Following on from our recent Article, the Court of Appeal in NHS Leeds v. Larner has now addressed the issue of the right to annual leave and has provided further interpretation of Article 7 of the Working Time Directive, though in a situation where the employee did not attempt to take leave.
The Claimant was on long term sick leave for the entire leave year 2009/2010, during which she had not taken leave nor requested that
it be carried over to the following leave year. Mrs Larner was dismissed and the claim arose from a failure to pay her in lieu of the untaken leave. The NHS argued that she was no longer entitled to leave or a payment in lieu because there had not been any request to take or carry forward leave as at the end of the leave year.
The Claimant relied on previous interpretations by the EU of Article 7. We reported on one such case Asociacion Nacional de Grandes Empresas de Distribucion (ANGED) v Federacion de Asociaciones Sindicates (FASGA) where the ECJ had decided that a worker was entitled to take paid annual leave, which had not been taken by reason of sickness, at a later date even if this meant that it was taken in a subsequent
leave year. Mrs Larner claimed that she had the right to carry forward untaken leave and be paid in lieu of that leave on the termination of her
employment, without a prior request to take leave.

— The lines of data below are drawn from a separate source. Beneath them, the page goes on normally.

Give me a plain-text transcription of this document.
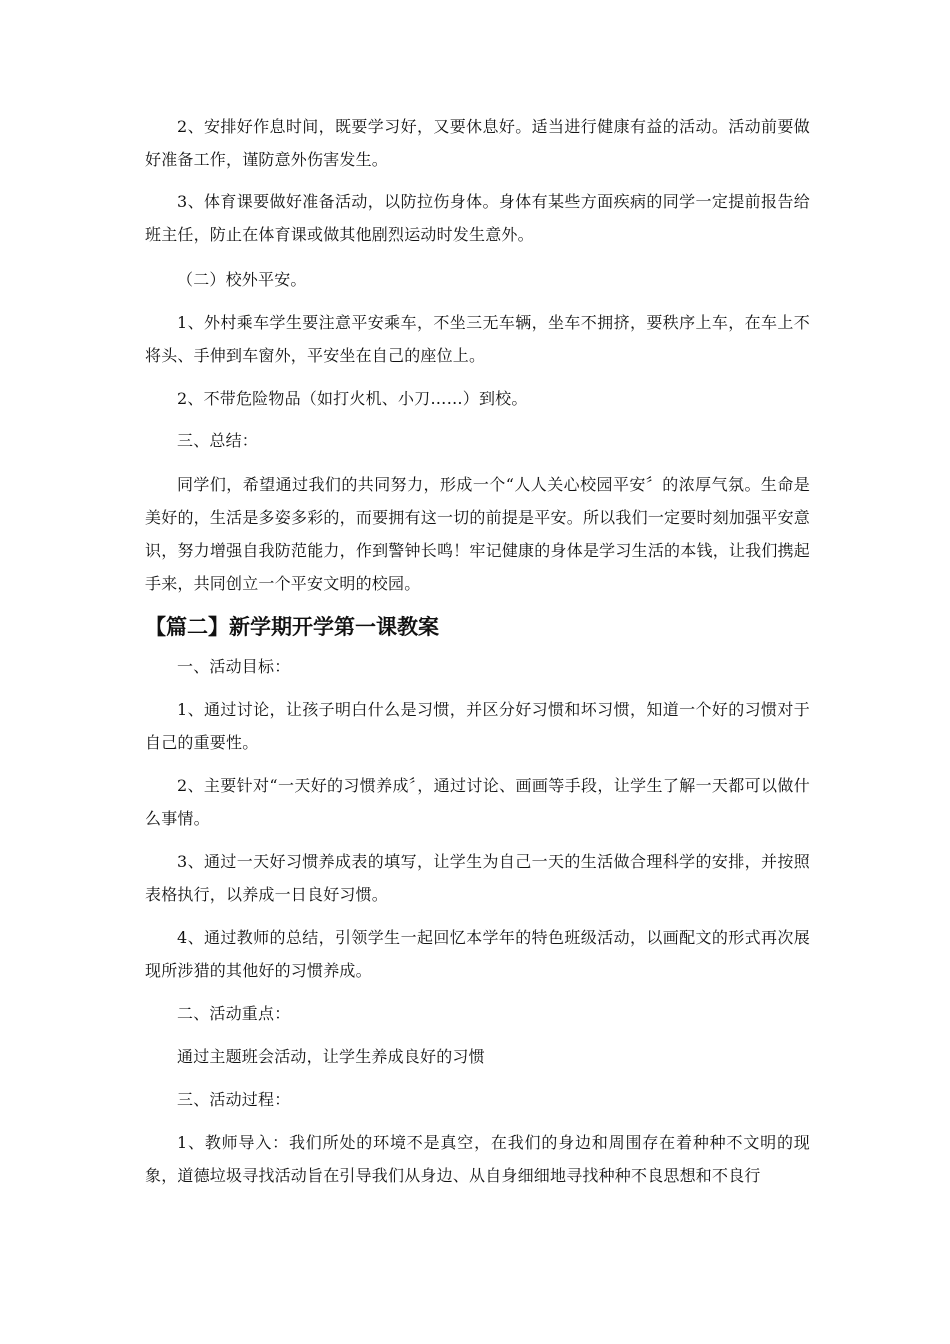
2、安排好作息时间，既要学习好，又要休息好。适当进行健康有益的活动。活动前要做好准备工作，谨防意外伤害发生。

3、体育课要做好准备活动，以防拉伤身体。身体有某些方面疾病的同学一定提前报告给班主任，防止在体育课或做其他剧烈运动时发生意外。

（二）校外平安。

1、外村乘车学生要注意平安乘车，不坐三无车辆，坐车不拥挤，要秩序上车，在车上不将头、手伸到车窗外，平安坐在自己的座位上。

2、不带危险物品（如打火机、小刀……）到校。

三、总结：

同学们，希望通过我们的共同努力，形成一个“人人关心校园平安〞的浓厚气氛。生命是美好的，生活是多姿多彩的，而要拥有这一切的前提是平安。所以我们一定要时刻加强平安意识，努力增强自我防范能力，作到警钟长鸣！牢记健康的身体是学习生活的本钱，让我们携起手来，共同创立一个平安文明的校园。

【篇二】新学期开学第一课教案

一、活动目标：

1、通过讨论，让孩子明白什么是习惯，并区分好习惯和坏习惯，知道一个好的习惯对于自己的重要性。

2、主要针对“一天好的习惯养成〞，通过讨论、画画等手段，让学生了解一天都可以做什么事情。

3、通过一天好习惯养成表的填写，让学生为自己一天的生活做合理科学的安排，并按照表格执行，以养成一日良好习惯。

4、通过教师的总结，引领学生一起回忆本学年的特色班级活动，以画配文的形式再次展现所涉猎的其他好的习惯养成。

二、活动重点：

通过主题班会活动，让学生养成良好的习惯

三、活动过程：

1、教师导入：我们所处的环境不是真空，在我们的身边和周围存在着种种不文明的现象，道德垃圾寻找活动旨在引导我们从身边、从自身细细地寻找种种不良思想和不良行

The Court of Appeal stated that the recent EU case of Neidel v. Stadt Frankfurt am Main… reinforced the Claimant’s case that Article 7 did
not impose any requirement of a prior leave request and decided the following:
- She was entitled to paid annual leave in the leave year 2009/2010;
- She was prevented from taking her paid annual leave because she was sick;
- She was entitled to carry her untaken paid annual leave forward to the next leave year in 2010/11 without making a prior request; and
- She was entitled to payment on termination for the paid annual leave she had been prevented from taking because her employment was terminated in that year before she could take the carried forward leave.
As a result of a previous ECJ decision, Article 7 has direct effect against emanations of the state, such as the NHS, and therefore it was unnecessary to discuss the construction of the Working Time Regulations 1998 as would be necessary in the case of a private employer.
Even though it is a different scenario to that considered previously, the interpretation of Article 7 appears to be consistent with the EU decisions in holding that the right to annual leave should not be restricted.